Another fantastic thing I learnt during the BIG event was that not all adults are the same. You might say – of course we all differ from each other. But what I mean is that public engagement seems to attract people who are not as ‘practical and cynical’ as others. Unlike a lot of us, PE people believe they can make a change, they believe that communicating with children is the key to that change, and that children will be appreciative and enthusiastic about sciency activities as long as the organiser himself is enthusiastic about what they are doing. It’s not just about money and status for PE people. Which in a very positive way make them less like ‘grown-ups’, maybe because they spend so much time interacting with children.
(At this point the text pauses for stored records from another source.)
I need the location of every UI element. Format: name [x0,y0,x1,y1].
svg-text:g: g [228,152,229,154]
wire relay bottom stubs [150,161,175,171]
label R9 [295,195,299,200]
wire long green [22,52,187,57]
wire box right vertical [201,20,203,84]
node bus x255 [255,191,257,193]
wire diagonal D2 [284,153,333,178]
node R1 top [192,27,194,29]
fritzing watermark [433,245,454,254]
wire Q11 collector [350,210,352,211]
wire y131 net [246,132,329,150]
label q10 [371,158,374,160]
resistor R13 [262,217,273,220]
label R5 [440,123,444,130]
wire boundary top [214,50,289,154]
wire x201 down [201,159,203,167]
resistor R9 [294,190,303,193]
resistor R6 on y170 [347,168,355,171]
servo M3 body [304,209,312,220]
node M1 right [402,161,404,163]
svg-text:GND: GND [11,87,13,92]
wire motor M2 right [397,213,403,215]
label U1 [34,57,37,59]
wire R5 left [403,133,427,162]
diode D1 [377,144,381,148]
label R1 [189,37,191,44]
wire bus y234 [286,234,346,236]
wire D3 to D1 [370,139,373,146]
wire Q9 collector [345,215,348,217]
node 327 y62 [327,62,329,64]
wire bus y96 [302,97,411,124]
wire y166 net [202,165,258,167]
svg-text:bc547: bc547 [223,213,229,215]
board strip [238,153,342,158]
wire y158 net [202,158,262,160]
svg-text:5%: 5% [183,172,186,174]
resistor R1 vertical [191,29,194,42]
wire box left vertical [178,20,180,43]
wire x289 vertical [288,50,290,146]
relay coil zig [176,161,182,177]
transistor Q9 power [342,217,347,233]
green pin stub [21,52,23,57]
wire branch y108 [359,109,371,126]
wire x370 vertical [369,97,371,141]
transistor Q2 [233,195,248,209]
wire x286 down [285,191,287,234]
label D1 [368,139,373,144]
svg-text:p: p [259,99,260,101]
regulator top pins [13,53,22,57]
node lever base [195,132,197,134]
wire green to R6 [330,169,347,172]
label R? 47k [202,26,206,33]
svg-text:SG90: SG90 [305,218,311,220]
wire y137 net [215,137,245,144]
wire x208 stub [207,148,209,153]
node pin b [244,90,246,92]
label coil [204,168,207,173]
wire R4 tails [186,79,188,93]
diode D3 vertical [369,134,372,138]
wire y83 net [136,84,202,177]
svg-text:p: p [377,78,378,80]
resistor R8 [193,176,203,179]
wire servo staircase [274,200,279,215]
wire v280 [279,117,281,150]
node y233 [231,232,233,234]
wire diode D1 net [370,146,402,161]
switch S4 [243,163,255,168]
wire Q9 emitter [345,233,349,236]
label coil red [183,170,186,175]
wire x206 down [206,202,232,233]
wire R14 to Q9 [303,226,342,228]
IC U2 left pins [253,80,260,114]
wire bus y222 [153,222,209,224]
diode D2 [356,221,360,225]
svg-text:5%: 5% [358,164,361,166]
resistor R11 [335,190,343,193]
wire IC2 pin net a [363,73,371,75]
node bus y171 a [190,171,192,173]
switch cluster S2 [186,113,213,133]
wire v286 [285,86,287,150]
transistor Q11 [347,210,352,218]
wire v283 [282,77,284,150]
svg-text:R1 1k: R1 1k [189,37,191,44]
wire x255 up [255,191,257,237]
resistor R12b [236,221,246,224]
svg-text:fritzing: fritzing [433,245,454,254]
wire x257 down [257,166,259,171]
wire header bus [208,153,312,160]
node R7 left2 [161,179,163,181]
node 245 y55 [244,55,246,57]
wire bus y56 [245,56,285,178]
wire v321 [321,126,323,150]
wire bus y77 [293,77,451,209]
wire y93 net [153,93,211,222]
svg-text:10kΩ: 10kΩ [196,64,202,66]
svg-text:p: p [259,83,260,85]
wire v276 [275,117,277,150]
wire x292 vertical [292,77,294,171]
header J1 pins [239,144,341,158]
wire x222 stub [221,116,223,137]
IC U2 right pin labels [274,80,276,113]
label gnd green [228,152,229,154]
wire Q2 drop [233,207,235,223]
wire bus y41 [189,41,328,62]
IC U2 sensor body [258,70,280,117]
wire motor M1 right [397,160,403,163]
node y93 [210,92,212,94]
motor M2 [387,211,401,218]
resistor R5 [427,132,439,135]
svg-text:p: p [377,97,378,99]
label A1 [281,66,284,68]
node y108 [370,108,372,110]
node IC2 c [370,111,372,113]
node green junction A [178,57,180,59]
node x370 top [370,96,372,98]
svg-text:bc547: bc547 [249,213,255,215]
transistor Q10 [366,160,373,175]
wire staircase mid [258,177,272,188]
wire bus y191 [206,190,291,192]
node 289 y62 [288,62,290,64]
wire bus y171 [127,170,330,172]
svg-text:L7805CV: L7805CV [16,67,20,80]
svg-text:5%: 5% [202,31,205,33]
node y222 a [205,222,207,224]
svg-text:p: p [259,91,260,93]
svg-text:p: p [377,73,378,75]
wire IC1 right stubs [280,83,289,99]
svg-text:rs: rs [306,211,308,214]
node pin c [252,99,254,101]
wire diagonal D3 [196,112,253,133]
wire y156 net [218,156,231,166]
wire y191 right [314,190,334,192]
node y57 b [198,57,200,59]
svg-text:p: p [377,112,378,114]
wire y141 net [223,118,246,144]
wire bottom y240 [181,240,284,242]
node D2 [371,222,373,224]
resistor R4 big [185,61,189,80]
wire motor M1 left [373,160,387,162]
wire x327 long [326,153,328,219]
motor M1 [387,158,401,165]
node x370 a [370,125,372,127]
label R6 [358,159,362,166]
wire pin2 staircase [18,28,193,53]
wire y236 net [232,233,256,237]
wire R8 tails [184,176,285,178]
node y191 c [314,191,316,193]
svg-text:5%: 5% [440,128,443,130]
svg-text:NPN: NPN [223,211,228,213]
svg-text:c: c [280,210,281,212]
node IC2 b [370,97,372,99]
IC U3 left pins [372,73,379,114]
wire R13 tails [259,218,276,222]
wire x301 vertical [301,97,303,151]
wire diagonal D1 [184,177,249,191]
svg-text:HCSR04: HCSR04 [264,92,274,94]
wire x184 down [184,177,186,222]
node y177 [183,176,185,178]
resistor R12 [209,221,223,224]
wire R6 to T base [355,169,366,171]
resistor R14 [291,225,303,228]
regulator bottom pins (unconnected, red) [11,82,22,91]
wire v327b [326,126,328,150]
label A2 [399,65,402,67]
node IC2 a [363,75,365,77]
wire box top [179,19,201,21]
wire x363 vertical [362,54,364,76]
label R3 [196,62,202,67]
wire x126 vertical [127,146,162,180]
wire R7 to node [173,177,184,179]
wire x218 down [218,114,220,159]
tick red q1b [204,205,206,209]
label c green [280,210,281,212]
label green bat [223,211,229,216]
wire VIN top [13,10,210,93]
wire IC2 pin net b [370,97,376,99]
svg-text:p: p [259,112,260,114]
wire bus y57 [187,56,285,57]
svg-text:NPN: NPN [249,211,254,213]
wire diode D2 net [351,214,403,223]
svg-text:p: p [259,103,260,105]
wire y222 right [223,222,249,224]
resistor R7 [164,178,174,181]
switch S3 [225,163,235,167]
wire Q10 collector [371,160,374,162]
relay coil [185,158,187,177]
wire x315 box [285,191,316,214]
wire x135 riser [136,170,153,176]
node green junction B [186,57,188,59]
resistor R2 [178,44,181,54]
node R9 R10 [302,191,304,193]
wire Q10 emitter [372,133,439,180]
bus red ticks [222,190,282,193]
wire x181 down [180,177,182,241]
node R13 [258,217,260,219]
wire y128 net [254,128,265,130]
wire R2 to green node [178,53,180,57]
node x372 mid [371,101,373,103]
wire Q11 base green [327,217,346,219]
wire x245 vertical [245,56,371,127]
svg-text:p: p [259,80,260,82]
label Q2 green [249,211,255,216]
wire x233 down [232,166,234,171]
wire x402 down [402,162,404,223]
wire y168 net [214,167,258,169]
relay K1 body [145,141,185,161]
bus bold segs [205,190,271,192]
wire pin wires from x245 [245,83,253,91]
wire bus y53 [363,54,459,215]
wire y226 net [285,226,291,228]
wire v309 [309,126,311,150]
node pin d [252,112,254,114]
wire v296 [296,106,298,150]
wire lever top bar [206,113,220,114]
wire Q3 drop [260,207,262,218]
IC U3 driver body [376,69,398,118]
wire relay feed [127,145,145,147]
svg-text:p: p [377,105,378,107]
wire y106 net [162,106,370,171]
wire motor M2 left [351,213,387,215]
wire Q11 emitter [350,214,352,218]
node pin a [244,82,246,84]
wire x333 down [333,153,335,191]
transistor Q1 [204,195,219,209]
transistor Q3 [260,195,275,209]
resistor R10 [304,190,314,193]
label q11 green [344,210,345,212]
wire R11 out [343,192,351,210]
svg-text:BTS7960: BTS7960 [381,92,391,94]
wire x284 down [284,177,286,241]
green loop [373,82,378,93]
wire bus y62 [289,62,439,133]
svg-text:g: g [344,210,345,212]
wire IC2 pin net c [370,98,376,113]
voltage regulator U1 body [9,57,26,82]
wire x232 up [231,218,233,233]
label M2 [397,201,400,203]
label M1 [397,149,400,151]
Or does it work the other way around, and children only let the people who are sincere and open into their circle?
In the scientific community, especially when we write papers, we are supposed to write a “Conclusion” section. So, the conclusion I’ve made after having visited the BIG event is this: it is fun doing serious science, but it might be even more fun to forget about the “serious” bit and talk about it to your friends and folks around you. And there are people who can help you do that in a professional way – so you don’t have an excuse not to do it.